In its statement, the FOMC did not change its view on the economy, leaving some to guess the Fed sees more problems coming across the Atlantic as Europe struggles with its debt crisis.
“I think holding rates lower for longer is a reflection of the overall global growth profile, which includes the situation in Europe,” said Ian Lyngen, senior Treasury strategist at CRT Capital.
Lyngen said it appears the Fed is saying it won’t raise rates until 2015, since its statement said it was holding rates lowthrough 2014. Market expectations were for the Fed to raise rates in mid-2014.
The Fed’s statement altered language that had said the Fed will keep its now near zero rates extremely low through mid-2013. It now said “economic conditions—including low rates of resource utilization and a subdued outlook for inflation over the medium run—are likely to warrant exceptionally low levels for the federal funds rate at least through late 2014.”
With the economic projections released at 2 p.m., the Fed gave a snapshot of Fed members' views on when the Fed would first hike rates. In that, it trimmed its GDP forecasts for 2012 to 2104, and lowered its forecast for the unemployment rate to 8.2 to 8.5 percent in 2012.
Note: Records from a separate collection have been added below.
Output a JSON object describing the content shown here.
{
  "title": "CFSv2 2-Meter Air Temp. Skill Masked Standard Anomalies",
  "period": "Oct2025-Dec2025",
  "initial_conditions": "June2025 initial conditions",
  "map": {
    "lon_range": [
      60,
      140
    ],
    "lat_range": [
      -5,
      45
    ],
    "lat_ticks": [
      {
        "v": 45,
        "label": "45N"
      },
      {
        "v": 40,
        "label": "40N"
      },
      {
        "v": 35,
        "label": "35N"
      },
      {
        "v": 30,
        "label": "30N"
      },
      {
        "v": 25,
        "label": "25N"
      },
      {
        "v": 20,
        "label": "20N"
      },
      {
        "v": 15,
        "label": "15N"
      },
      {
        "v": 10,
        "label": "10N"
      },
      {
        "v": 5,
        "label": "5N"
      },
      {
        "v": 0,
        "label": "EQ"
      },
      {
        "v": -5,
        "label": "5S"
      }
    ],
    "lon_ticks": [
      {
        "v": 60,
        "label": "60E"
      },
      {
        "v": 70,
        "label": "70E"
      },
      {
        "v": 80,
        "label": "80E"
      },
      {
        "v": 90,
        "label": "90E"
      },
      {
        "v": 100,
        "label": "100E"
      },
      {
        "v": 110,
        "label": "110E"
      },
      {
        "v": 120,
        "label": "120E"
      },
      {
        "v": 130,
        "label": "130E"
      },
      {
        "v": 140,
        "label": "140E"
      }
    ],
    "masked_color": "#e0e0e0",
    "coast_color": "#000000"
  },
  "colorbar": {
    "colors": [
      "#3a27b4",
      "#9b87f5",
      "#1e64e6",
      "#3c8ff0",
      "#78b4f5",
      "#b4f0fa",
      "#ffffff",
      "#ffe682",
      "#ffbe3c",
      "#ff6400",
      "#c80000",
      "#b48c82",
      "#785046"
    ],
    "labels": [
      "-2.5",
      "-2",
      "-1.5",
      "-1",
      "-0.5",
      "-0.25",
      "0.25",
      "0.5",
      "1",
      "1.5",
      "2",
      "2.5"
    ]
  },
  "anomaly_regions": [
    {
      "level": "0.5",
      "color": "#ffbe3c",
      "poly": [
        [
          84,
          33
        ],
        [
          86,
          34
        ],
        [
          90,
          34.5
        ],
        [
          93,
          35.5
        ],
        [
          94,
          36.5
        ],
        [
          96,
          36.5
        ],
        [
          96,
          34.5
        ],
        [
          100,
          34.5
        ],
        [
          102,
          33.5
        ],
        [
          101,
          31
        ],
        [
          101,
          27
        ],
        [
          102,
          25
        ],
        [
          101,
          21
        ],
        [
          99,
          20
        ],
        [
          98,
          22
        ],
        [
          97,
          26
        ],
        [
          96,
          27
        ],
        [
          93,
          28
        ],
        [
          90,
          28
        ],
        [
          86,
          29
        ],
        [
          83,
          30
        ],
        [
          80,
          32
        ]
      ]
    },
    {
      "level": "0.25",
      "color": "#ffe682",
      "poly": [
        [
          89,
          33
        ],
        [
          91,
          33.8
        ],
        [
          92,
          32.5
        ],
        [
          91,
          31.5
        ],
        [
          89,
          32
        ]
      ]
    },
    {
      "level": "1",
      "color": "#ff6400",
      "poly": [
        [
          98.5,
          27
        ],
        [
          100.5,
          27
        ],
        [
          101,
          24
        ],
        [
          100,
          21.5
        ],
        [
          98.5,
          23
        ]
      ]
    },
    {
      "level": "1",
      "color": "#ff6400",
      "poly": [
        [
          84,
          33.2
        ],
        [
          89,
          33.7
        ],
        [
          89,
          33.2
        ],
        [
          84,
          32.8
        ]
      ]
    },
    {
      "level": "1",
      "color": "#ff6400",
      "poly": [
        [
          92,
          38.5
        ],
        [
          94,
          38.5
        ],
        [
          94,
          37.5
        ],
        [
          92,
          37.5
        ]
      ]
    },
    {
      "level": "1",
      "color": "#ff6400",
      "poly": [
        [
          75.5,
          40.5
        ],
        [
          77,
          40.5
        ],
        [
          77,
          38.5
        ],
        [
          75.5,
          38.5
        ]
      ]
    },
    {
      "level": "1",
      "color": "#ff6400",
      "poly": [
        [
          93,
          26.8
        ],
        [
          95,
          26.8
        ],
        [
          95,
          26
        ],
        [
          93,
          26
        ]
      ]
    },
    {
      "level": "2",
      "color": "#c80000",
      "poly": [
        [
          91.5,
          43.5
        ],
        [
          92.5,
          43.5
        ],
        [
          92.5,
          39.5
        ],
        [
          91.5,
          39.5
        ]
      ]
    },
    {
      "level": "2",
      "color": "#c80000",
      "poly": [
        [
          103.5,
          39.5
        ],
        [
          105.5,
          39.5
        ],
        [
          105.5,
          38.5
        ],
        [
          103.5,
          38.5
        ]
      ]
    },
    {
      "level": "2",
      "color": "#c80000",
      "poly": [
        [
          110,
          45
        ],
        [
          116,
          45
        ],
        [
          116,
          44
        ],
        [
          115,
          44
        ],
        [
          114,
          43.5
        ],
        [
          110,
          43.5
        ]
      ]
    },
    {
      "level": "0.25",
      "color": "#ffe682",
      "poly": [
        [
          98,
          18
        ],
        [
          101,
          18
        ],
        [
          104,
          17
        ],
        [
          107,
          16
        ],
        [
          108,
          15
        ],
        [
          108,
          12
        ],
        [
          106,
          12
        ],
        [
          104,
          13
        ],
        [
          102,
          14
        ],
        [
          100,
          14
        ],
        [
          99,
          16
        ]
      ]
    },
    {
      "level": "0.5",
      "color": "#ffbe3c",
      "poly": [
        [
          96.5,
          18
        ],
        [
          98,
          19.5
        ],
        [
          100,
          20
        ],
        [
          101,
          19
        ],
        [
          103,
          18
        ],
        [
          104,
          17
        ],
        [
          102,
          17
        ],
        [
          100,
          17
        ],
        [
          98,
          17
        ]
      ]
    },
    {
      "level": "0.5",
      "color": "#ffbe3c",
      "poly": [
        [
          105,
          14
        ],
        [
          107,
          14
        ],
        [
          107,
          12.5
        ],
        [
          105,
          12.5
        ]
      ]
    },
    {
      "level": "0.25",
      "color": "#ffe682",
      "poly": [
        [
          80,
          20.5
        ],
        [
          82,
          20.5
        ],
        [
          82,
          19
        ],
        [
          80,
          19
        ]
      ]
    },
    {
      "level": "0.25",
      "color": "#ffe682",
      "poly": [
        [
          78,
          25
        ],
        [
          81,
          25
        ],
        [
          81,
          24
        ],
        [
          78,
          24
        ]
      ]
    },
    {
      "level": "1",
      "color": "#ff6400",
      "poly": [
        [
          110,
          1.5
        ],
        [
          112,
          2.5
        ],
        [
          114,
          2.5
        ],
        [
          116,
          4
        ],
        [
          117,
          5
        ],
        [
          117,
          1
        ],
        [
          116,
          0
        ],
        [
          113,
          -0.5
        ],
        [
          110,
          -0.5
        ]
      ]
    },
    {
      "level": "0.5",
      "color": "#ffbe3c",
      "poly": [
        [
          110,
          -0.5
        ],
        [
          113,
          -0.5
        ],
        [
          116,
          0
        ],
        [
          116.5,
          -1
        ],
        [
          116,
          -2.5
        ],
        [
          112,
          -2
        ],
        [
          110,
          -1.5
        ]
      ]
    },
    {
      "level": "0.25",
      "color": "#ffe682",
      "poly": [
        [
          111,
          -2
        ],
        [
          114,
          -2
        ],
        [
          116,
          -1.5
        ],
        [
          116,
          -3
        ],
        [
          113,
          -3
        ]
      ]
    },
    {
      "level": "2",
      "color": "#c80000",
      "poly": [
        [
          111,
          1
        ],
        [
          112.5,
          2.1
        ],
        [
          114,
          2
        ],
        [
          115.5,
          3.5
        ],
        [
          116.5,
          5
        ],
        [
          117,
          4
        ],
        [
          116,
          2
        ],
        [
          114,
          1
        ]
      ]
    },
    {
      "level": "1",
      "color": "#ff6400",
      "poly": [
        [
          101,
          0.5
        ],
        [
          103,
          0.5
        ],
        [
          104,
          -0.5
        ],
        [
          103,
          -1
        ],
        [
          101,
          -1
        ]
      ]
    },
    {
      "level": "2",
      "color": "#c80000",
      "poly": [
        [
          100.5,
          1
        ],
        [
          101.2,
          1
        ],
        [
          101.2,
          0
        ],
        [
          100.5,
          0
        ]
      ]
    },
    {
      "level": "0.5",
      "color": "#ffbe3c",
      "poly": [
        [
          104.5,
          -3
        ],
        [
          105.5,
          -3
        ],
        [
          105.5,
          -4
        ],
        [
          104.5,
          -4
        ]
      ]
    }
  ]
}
The Fed now sees GDP growth between 2.2 percent and 2.7 percent for 2012, down from 2.5 to 2.9 percent, and 2013 growth of 2.8 to 3.2 percent, down from 3 percent to 3.5 percent.
Markets had expected the majority of views in the new charts to show the majority favored a 2014 time frame for the first hike. That came in as expected, with five FOMC members forecasting 2014 hikes.
But the surprise in the report was that three members thought rates could rise in 2012, and another three members, in 2013. The surprisingly hawkish views were balanced somewhat by forecasts from two members that rates would rise for the first time in 2016 and another for 2015.
Stocks rallied on the initial report, erasing a 54 point loss on the Dow before pushing into positive territory. The dollar sank, as the euro rose above 1.30. Buyers moved into the bond market, sending yields lower. Gold surged $50, closing above $1700 an ounce for the first time in six weeks, and oil added nearly a percent.
The 10-year yield fell to as low as 1.912 percent, from 2.02 percent before the midday release. After the 2 p.m. release, however, the yield was again rising, and was at 1.989 percent.
The Fed said it still sees the economy expanding moderately with improvement in employment, though unemployment is expected to decline only gradually.
“They remained a wet blanket,” said Miller, Tabak strategist Peter Boockvar. “No acknowledgement whatsoever to the improving data. I think they’re worried about growth. They have their foot on the pedal, down to the metal. I think they’re driving the wrong car, based on what’s going on. It’s good for stocks as far as lifting asset prices, but it does nothing for the actual economy.”
The Fed also kept in place "operation twist," a program under which it is increasing the average maturity of the securities in its portfolio by selling shorter duration Treasury securities and buying longer duration securities.
Fed Chairman Ben Bernanke, in his press briefing, acknowledged improvements in the economy but that the Fed is not ready to declare that the economy has entered a stronger phase. He also said the Fed would undertake further quantitative easing if necessary.
"There are some positive signs, no doubt. But at the same time we've had mixed results in other areas such as retail sales, and we continue to see headwinds emanating from Europe coming from the slowing global economy and some other factors as well," he said.
Deutsche Bank G-10 foreign exchange strategist Alan Ruskin said, in a note, that the Fed’s statement is a change more of its interest rate forecast than a material change in economic views.
“While the Fed’s characterization of the economy in the statement has not changed very much, the comment that conditions are likely to warrant exceptionally low levels for the funds rate ‘at least through late 2014’ is on the surface a major difference from the mid-2013 date given in the last statement,” wrote Ruskin.
“The question is did the Fed’s views on its own policy change that much? Almost certainly not. In reality the previous ‘mid-2013’ reference was probably low balling the date to take into account some of the skew attached to members who were thinking that rates might have to go up by mid-2013 or sooner,” he noted.